Unfair Trade Practices
In an unusual move, U.S. Steel filed its latest case under a statute covering unfair trade practices, which most often is used to protect domestic companies from patent infringement and theft of intellectual property. Under this provision, the commission could block carbon and alloy steel produced in China from entering the U.S.
The case, however, has been an uphill slog for U.S. Steel.
The complaint filed in April 2016 made three allegations. One was theft of trade secrets in connection with Justice Department allegations that Chinese officials hacked the Pittsburgh-based steel company. A second involved claims the Chinese companies were rerouting their products through other countries to hide the country of origin. The third -- which is the one U.S. Steel is seeking to revive Thursday -- involves antitrust violations that the companies improperly conspired to fix prices and control export volume.
In February, U.S. Steel dropped the trade secrets claim related to hacking, citing “the inequities of the statutes that were enacted before the dawn of the internet age and the substantial threats posed by cyber espionage.”
The judge who dismissed the antitrust claim in November, later threw out a claim that the Chinese companies were routing their products through other nations to hide their country of origin. The commission in February ordered the judge to reconsider that part of the case.
Amid all the legal setbacks, the case has fallen out of focus for U.S. Steel investors, said Lee McMillan, an analyst at Clarksons Platou Securities.
“The bigger problem is their continued overproduction drives down global steel prices,” McMillan said. “This case isn’t seen by most as a cure for that, and thus other remedies are receiving more attention.”
On the antitrust issue, Judge Dee Lord said the problem is that trade law and antitrust law are in conflict. Antitrust law as used in federal courts seeks to promote competition for the benefit of consumers, even if it harms competitive businesses, Lord wrote. She ruled that the ITC has to follow the standard used in the courts, so if the Chinese steel companies are selling at a lower price, that benefits consumers and thus is not an antitrust violation.

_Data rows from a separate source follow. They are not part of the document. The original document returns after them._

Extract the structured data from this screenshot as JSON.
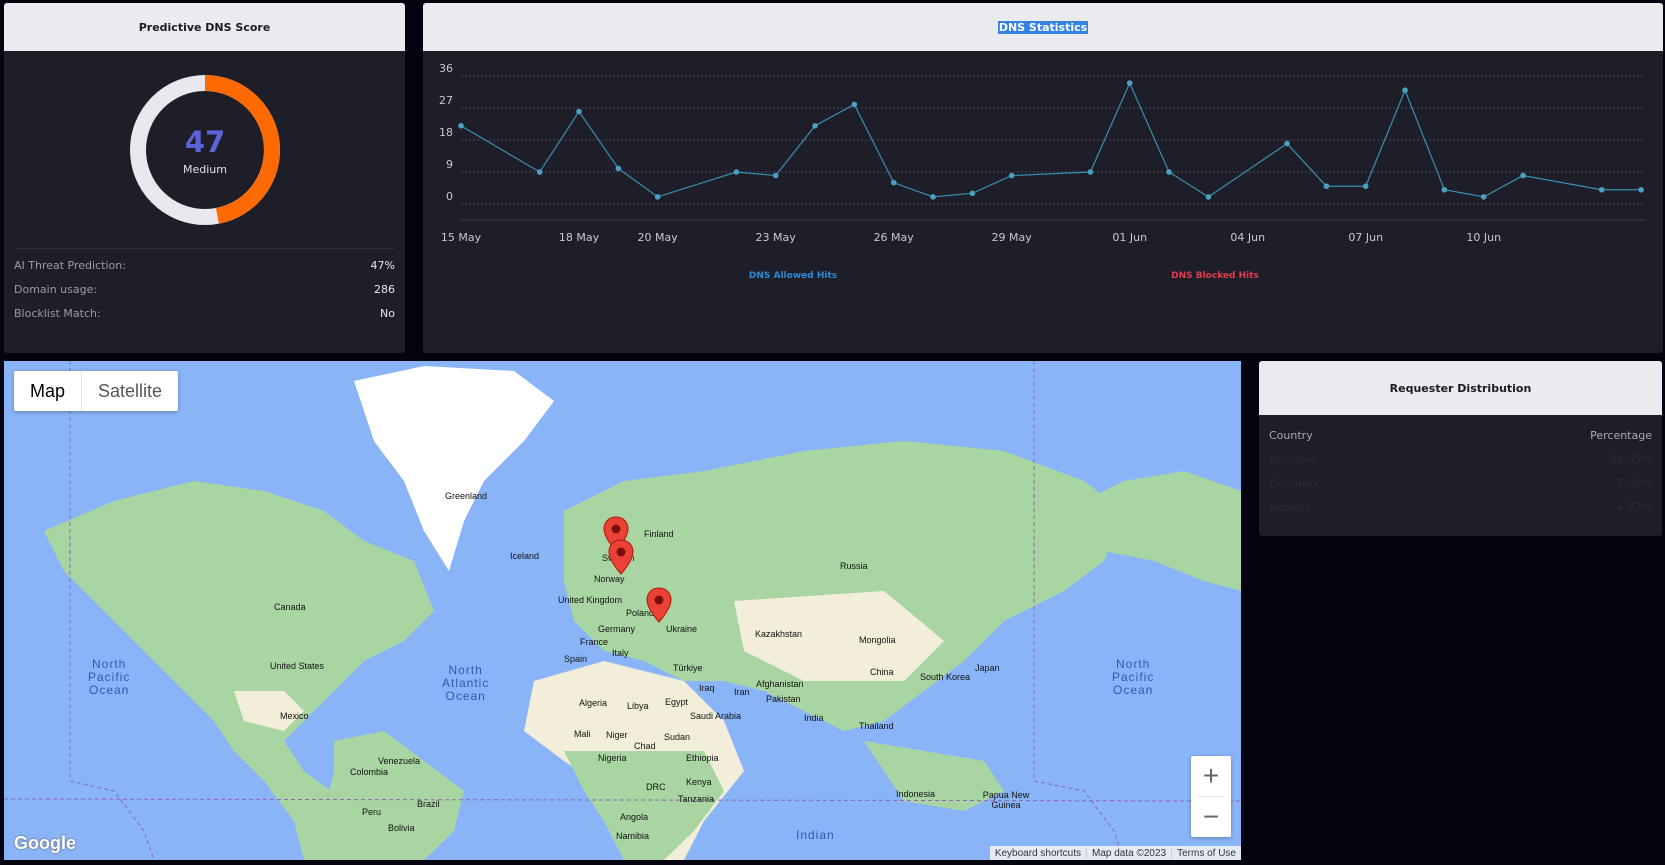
{
  "score_card": {
    "title": "Predictive DNS Score",
    "score": 47,
    "score_display": "47",
    "level": "Medium",
    "colors": {
      "accent": "#ff6a00",
      "track": "#e8e8ee",
      "value": "#5b63d8"
    },
    "stats": [
      {
        "label": "AI Threat Prediction:",
        "value": "47%"
      },
      {
        "label": "Domain usage:",
        "value": "286"
      },
      {
        "label": "Blocklist Match:",
        "value": "No"
      }
    ]
  },
  "stats_card": {
    "title": "DNS Statistics"
  },
  "chart_data": {
    "type": "line",
    "title": "DNS Statistics",
    "xlabel": "",
    "ylabel": "",
    "ylim": [
      0,
      36
    ],
    "yticks": [
      "36",
      "27",
      "18",
      "9",
      "0"
    ],
    "xtick_labels": [
      "15 May",
      "18 May",
      "20 May",
      "23 May",
      "26 May",
      "29 May",
      "01 Jun",
      "04 Jun",
      "07 Jun",
      "10 Jun"
    ],
    "grid": true,
    "legend_position": "bottom",
    "x": [
      "15 May",
      "17 May",
      "18 May",
      "19 May",
      "20 May",
      "22 May",
      "23 May",
      "24 May",
      "25 May",
      "26 May",
      "27 May",
      "28 May",
      "29 May",
      "31 May",
      "01 Jun",
      "02 Jun",
      "03 Jun",
      "05 Jun",
      "06 Jun",
      "07 Jun",
      "08 Jun",
      "09 Jun",
      "10 Jun",
      "11 Jun",
      "13 Jun",
      "14 Jun"
    ],
    "series": [
      {
        "name": "DNS Allowed Hits",
        "color": "#2b8bd6",
        "values": [
          22,
          9,
          26,
          10,
          2,
          9,
          8,
          22,
          28,
          6,
          2,
          3,
          8,
          9,
          34,
          9,
          2,
          17,
          5,
          5,
          32,
          4,
          2,
          8,
          4,
          4
        ]
      },
      {
        "name": "DNS Blocked Hits",
        "color": "#e23b4e",
        "values": []
      }
    ]
  },
  "map": {
    "toggle": {
      "map_label": "Map",
      "satellite_label": "Satellite"
    },
    "zoom": {
      "in_label": "+",
      "out_label": "−"
    },
    "logo": "Google",
    "footer": {
      "shortcuts": "Keyboard shortcuts",
      "data": "Map data ©2023",
      "terms": "Terms of Use"
    },
    "place_labels": [
      "Greenland",
      "Iceland",
      "Finland",
      "Sweden",
      "Norway",
      "United Kingdom",
      "Poland",
      "Germany",
      "Ukraine",
      "France",
      "Spain",
      "Italy",
      "Türkiye",
      "Kazakhstan",
      "Mongolia",
      "Russia",
      "Canada",
      "United States",
      "Mexico",
      "North Pacific Ocean",
      "North Atlantic Ocean",
      "China",
      "Japan",
      "South Korea",
      "Afghanistan",
      "Iraq",
      "Iran",
      "Pakistan",
      "India",
      "Thailand",
      "Algeria",
      "Libya",
      "Egypt",
      "Saudi Arabia",
      "Mali",
      "Niger",
      "Sudan",
      "Chad",
      "Nigeria",
      "Ethiopia",
      "Kenya",
      "DRC",
      "Tanzania",
      "Angola",
      "Namibia",
      "Venezuela",
      "Colombia",
      "Brazil",
      "Peru",
      "Bolivia",
      "Indonesia",
      "Papua New Guinea",
      "Indian"
    ],
    "markers": [
      "Norway",
      "Denmark",
      "Romania"
    ]
  },
  "distribution": {
    "title": "Requester Distribution",
    "col_country": "Country",
    "col_percentage": "Percentage",
    "rows": [
      {
        "country": "Romania",
        "percentage": "88.05%"
      },
      {
        "country": "Denmark",
        "percentage": "7.08%"
      },
      {
        "country": "Norway",
        "percentage": "4.87%"
      }
    ]
  }
}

The Chinese manufacturers, which deny the unfair trade allegations, say Lord got it right. The only way U.S. Steel’s case could survive is if it could prove “predatory pricing” that harms consumers and there’s no charge of that, they said.
Baoshan Iron & Steel Co., China’s second-largest steelmaker, accused its American competitor of seeking an unprecedented “total blockade of steel trade from an entire country.” The company, along with other Chinese steelmakers, argue the case should go through the normal type of trade complaint, which the American steel companies have used extensively.
“There are now virtually no steel imports from China, let alone unfairly priced imports,” the Chinese companies said in a filing with the agency.
U.S. Steel has the backing of the nation’s largest steel union and AK Steel Holding Corp. Following Lord’s reasoning would turn a statute to protect American markets into “a dead letter law,” the United Steel, Paper and Forestry, Rubber, Manufacturing, Energy, Allied Industrial and Service Workers International Union said in a filing.
Members of Congress have also sided with U.S. Steel. The 30-member Congressional Steel Caucus sent a letter saying “we assure you we will be carefully watching the progress of this case,” while a bipartisan letter from 47 members of Congress said they “strongly urge” the commission “to ensure that U.S. Steel is permitted to present its case in full.”
While U.S. Steel may be counting on the Trump administration to help its business, any regulatory change could take years, according to Bloomberg Intelligence analyst Caitlin Webber. It also would likely lead to a challenge at the World Trade Organization and faces opposition from the pipeline operators who say it would increase costs and delay projects, she wrote in a note to clients.
The commission has set a target to complete the investigation by April 2018.